Traditional Japanese fashion was thrust to the fore this Tokyo Fashion Week, with heavy metal band X-Japan’s frontman Yoshiki Hayashi being given the coveted headliner spot for his new kimono venture Yoshikimono. Those expecting a restrained show in line with Yoshiki’s recent penchant for classical music—which culminated in him even penning a song for the tenth anniversary of Emperor Akihito’s enthronement—were partially correct. The man himself took to the runway behind a hanya mask before playing a highly accomplished piano accompaniment to the show itself—on his own bespoke piano no less. The kimono fashion, on the other hand, harked back to the visual-kei glam metal excess of the 1980s, where the man first made his name.

(Photo by Samuel Thomas)

(Photo by Samuel Thomas)

The staples of X-Japan’s stage costumes were out in force, with punk studs turning up on obi belts, lashings of lace, S&M dog-collars, and chains binding the body. Even on the kimono themselves, leopard print, skull, and Chrome Hearts luxury gothic imagery turned up in spades. These were balanced by nods to more traditional Japanese floral motifs, which all built to a sense that Yoshiki was trying—and succeeding—to help a non-Japanese audience connect with the kimono. References like layering a studded black-leather belt on top of an obi belt hammered the point home, although the shiny patent boots, fishnets, and metal-studded bras the models were styled with might have shifted the balance out of the comfort zone of his domestic fans, who were doing a fine job of representing the brand at the venue.

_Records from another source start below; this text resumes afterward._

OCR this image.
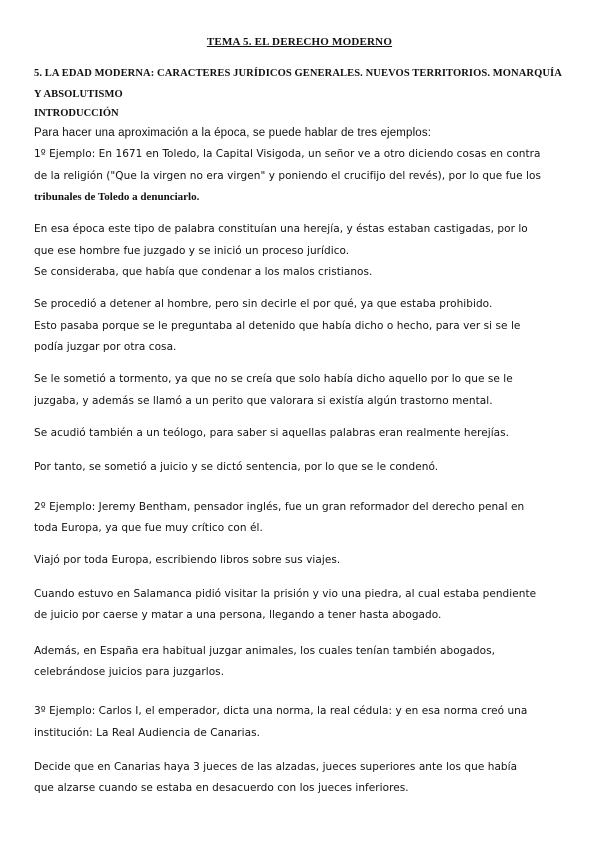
TEMA 5. EL DERECHO MODERNO
5. LA EDAD MODERNA: CARACTERES JURÍDICOS GENERALES. NUEVOS TERRITORIOS. MONARQUÍA
Y ABSOLUTISMO
INTRODUCCIÓN
Para hacer una aproximación a la época, se puede hablar de tres ejemplos:
1º Ejemplo: En 1671 en Toledo, la Capital Visigoda, un señor ve a otro diciendo cosas en contra
de la religión ("Que la virgen no era virgen" y poniendo el crucifijo del revés), por lo que fue los
tribunales de Toledo a denunciarlo.
En esa época este tipo de palabra constituían una herejía, y éstas estaban castigadas, por lo
que ese hombre fue juzgado y se inició un proceso jurídico.
Se consideraba, que había que condenar a los malos cristianos.
Se procedió a detener al hombre, pero sin decirle el por qué, ya que estaba prohibido.
Esto pasaba porque se le preguntaba al detenido que había dicho o hecho, para ver si se le
podía juzgar por otra cosa.
Se le sometió a tormento, ya que no se creía que solo había dicho aquello por lo que se le
juzgaba, y además se llamó a un perito que valorara si existía algún trastorno mental.
Se acudió también a un teólogo, para saber si aquellas palabras eran realmente herejías.
Por tanto, se sometió a juicio y se dictó sentencia, por lo que se le condenó.
2º Ejemplo: Jeremy Bentham, pensador inglés, fue un gran reformador del derecho penal en
toda Europa, ya que fue muy crítico con él.
Viajó por toda Europa, escribiendo libros sobre sus viajes.
Cuando estuvo en Salamanca pidió visitar la prisión y vio una piedra, al cual estaba pendiente
de juicio por caerse y matar a una persona, llegando a tener hasta abogado.
Además, en España era habitual juzgar animales, los cuales tenían también abogados,
celebrándose juicios para juzgarlos.
3º Ejemplo: Carlos I, el emperador, dicta una norma, la real cédula: y en esa norma creó una
institución: La Real Audiencia de Canarias.
Decide que en Canarias haya 3 jueces de las alzadas, jueces superiores ante los que había
que alzarse cuando se estaba en desacuerdo con los jueces inferiores.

Still, it must be remembered that this was a show not preaching to the converted, but rather trying to reach a new audience who ordinarily would never dream of donning a kimono. Thanks to the headliner status of the Mercedes Benz-sponsored venue, all eyes were on the show. And whatever you made of it, there is no doubt he put the kimono back in the fashion spotlight.

Those yearning for a somewhat more modest way to keep tradition in fashion had plenty of options to choose from, not least Takeshi Kunitomo’s brand Gouk, known by many as part of the H.Naoto stable of subcultural brands. Gouk’s usual strategy to keep young people interested in traditional Japanese fashion is to play to anime and manga fans by building pop-cultural references into the gothic wa mix. This time, however, Kunitomo marked his first-ever showing on the Tokyo Fashion Week schedule with a high-fashion direction, experimenting with a more refined base, and paying literal homage to traditional Japanese fashion by using real antique textiles, many over 70 years old.

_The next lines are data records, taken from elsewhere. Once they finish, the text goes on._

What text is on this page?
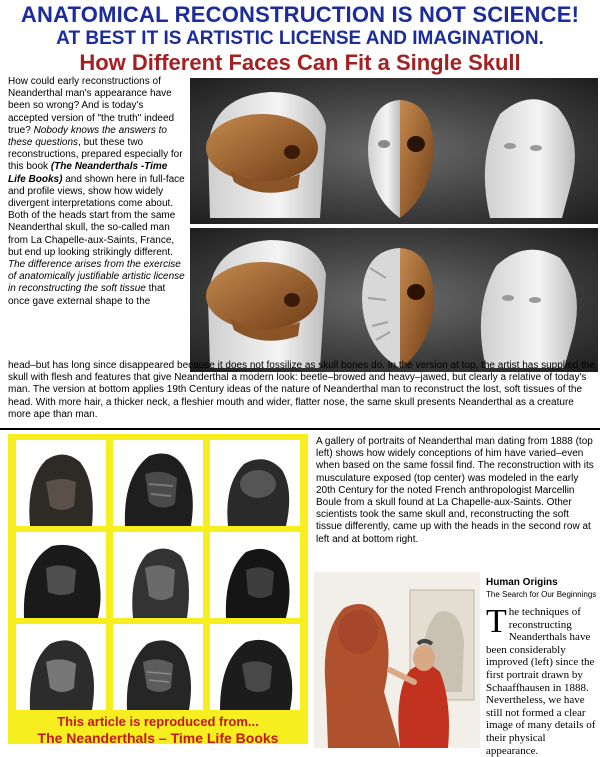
ANATOMICAL RECONSTRUCTION IS NOT SCIENCE!
AT BEST IT IS ARTISTIC LICENSE AND IMAGINATION.
How Different Faces Can Fit a Single Skull
How could early reconstructions of Neanderthal man's appearance have been so wrong? And is today's accepted version of "the truth" indeed true? Nobody knows the answers to these questions, but these two reconstructions, prepared especially for this book (The Neanderthals -Time Life Books) and shown here in full-face and profile views, show how widely divergent interpretations come about. Both of the heads start from the same Neanderthal skull, the so-called man from La Chapelle-aux-Saints, France, but end up looking strikingly different. The difference arises from the exercise of anatomically justifiable artistic license in reconstructing the soft tissue that once gave external shape to the
head–but has long since disappeared because it does not fossilize as skull bones do. In the version at top, the artist has supplied the skull with flesh and features that give Neanderthal a modern look: beetle–browed and heavy–jawed, but clearly a relative of today's man. The version at bottom applies 19th Century ideas of the nature of Neanderthal man to reconstruct the lost, soft tissues of the head. With more hair, a thicker neck, a fleshier mouth and wider, flatter nose, the same skull presents Neanderthal as a creature more ape than man.
This article is reproduced from...
The Neanderthals – Time Life Books
A gallery of portraits of Neanderthal man dating from 1888 (top left) shows how widely conceptions of him have varied–even when based on the same fossil find. The reconstruction with its musculature exposed (top center) was modeled in the early 20th Century for the noted French anthropologist Marcellin Boule from a skull found at La Chapelle-aux-Saints. Other scientists took the same skull and, reconstructing the soft tissue differently, came up with the heads in the second row at left and at bottom right.
Human Origins
The Search for Our Beginnings
The techniques of reconstructing Neanderthals have been considerably improved (left) since the first portrait drawn by Schaaffhausen in 1888. Nevertheless, we have still not formed a clear image of many details of their physical appearance.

The show was packed with on-trend methods for building tradition into ensembles, sheer embroidered textiles were right in line with current Harajuku trends, and yuzen dyeing was deployed for the prints. Even in the styling, Gouk offered new tweaks to age-old classics, building the notoriously tiny traditional Japanese handbags to a scale you could get an iPad in, and styling some looks with Western-style shoes while still providing sandals for those who want them.